User Tools

Site Tools


wiki:supercomputing2

USING SUMMIT

We will walk through the use of the Summit Supercomuputer in three steps:

  1. Logging Into Summit on the Login Node
  2. Submitting Jobs to a Compute Node

1. Logging Into Summit on the Login Node

To log into the summit, we will use the command line and the command secure shell.

ssh usage
ssh <addressOfRemoteServer>
ssh [-l <yourloginname>] <addressOfRemoteServer> #that's a lower case “L”

:!: Exercise: Log into summit:

ssh csu-eID@colostate.edu login.rc.colorado.edu
# Provide eIDpassword,DUOkey
# OR 
# Provide eIDpassword,push

:!: Exercise: Explore summit:

$ whoami
$ hostname
$ pwd
$ ls
$ ls -alh
$ more README.mdwn

As a summit user, you have certain directories already set aside for your use:

summit directories

:!: Exercise: Let's explore your summit directories… <yourusernamehere> - input your username.
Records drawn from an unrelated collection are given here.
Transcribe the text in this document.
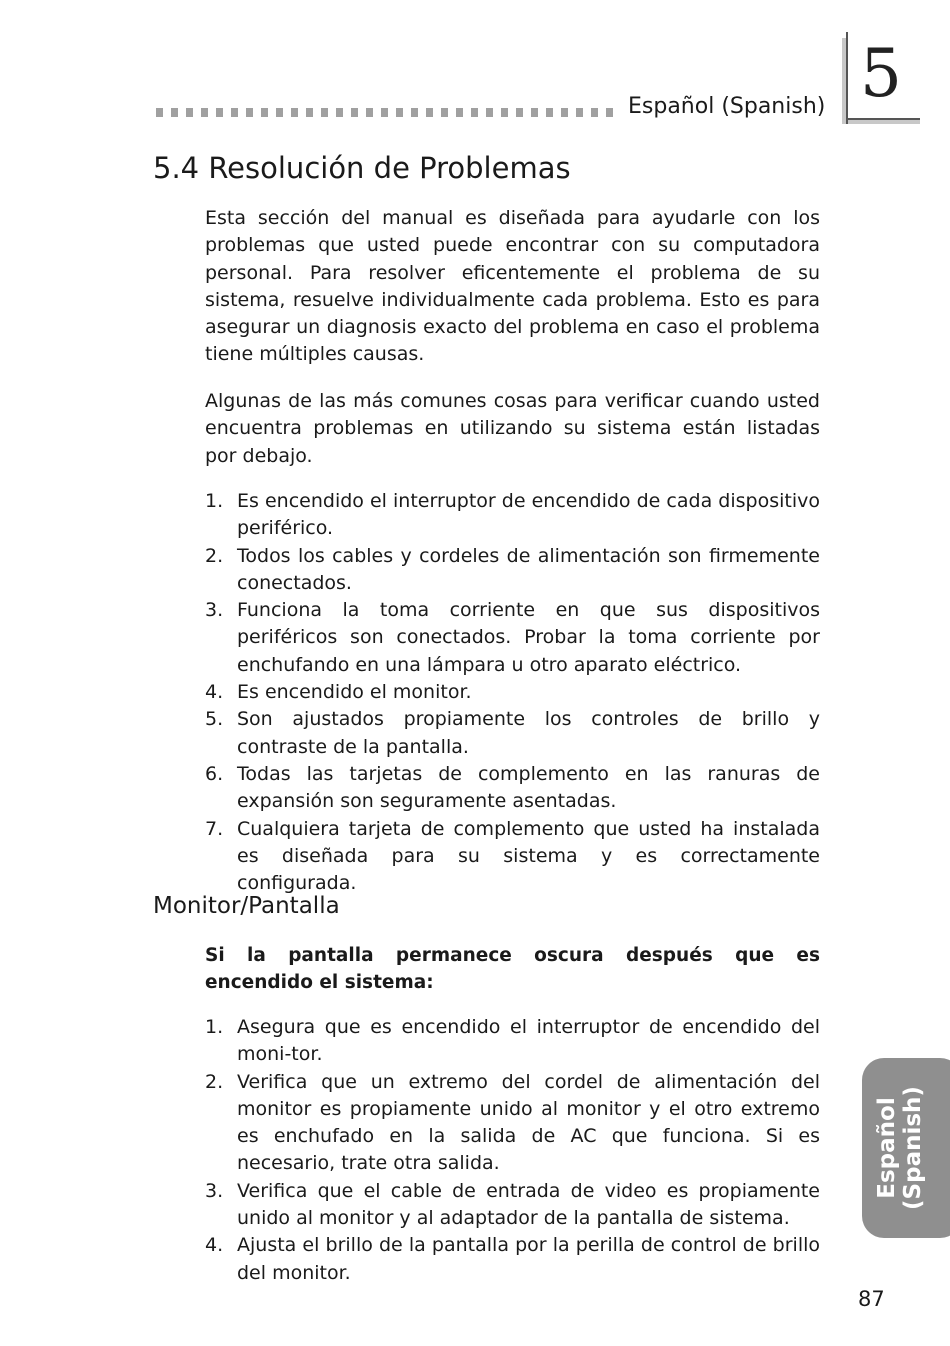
Español (Spanish) 5
5.4 Resolución de Problemas

Esta sección del manual es diseñada para ayudarle con los problemas que usted puede encontrar con su computadora personal. Para resolver eficentemente el problema de su sistema, resuelve individualmente cada problema. Esto es para asegurar un diagnosis exacto del problema en caso el problema tiene múltiples causas.

Algunas de las más comunes cosas para verificar cuando usted encuentra problemas en utilizando su sistema están listadas por debajo.

1. Es encendido el interruptor de encendido de cada dispositivo periférico.
2. Todos los cables y cordeles de alimentación son firmemente conectados.
3. Funciona la toma corriente en que sus dispositivos periféricos son conectados. Probar la toma corriente por enchufando en una lámpara u otro aparato eléctrico.
4. Es encendido el monitor.
5. Son ajustados propiamente los controles de brillo y contraste de la pantalla.
6. Todas las tarjetas de complemento en las ranuras de expansión son seguramente asentadas.
7. Cualquiera tarjeta de complemento que usted ha instalada es diseñada para su sistema y es correctamente configurada.
Monitor/Pantalla

Si la pantalla permanece oscura después que es encendido el sistema:

1. Asegura que es encendido el interruptor de encendido del moni-tor.
2. Verifica que un extremo del cordel de alimentación del monitor es propiamente unido al monitor y el otro extremo es enchufado en la salida de AC que funciona. Si es necesario, trate otra salida.
3. Verifica que el cable de entrada de video es propiamente unido al monitor y al adaptador de la pantalla de sistema.
4. Ajusta el brillo de la pantalla por la perilla de control de brillo del monitor.
Español (Spanish)
87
If you have a colostate.edu address, this will be “eID@colostate.edu”

$ cd /scratch/summit/<yourusernamehere>
$ ls
$ more README.mdwn

:!: Exercise: We will be working today in the scratch space, navigate to your scratch space..

$ cd /projects/<yourusernamehere>
$ ls
$ more README.mdwn

2. Submitting Jobs to a Compute Node

To submit jobs on our local linux machines, we used to type out the command at the prompt, push return, and the job would start executing immediately. This is not how things work on the cluster. Submitting jobs has four main steps:

Step 2A. make sure you are on a login node or compile node.
Step 2B. make sure you are in the right directory
Step 2C. write a little script
Step 2D. execute the script with using the slurm sbatch command

Step2A. make sure you are on a login node or compile node

We will submit jobs from the compile node. This seems to work best for me. slurm is installed on the scompile node. It is not installed by default on the login node. If you want to submit jobs from the login node you need to install slurm using modules (see summit wiki pages).

$ ssh scompile
$ hostname #on summit, compile nodes are shas0136 shas0137

Step 2B. make sure you are in the right directory

We will do our work in your projects directory.

$ cd /projects/<youreidhere@colostate.edu
$ pwd
$ ls

Step 2C. write a little script

On the cluster, we will put our jobs in a script. We haven't covered this yet, but scripts are going to be the heart of this course from here on out. We will be using the bash scripting language. In bash, any command you can type into the prompt can be saved in a textfile and executed.

:!: Exercise Examples of little scripts

Step 2D. execute the script with using the slurm ''sbatch'' command

We will send our script to a job scheduling program slurm.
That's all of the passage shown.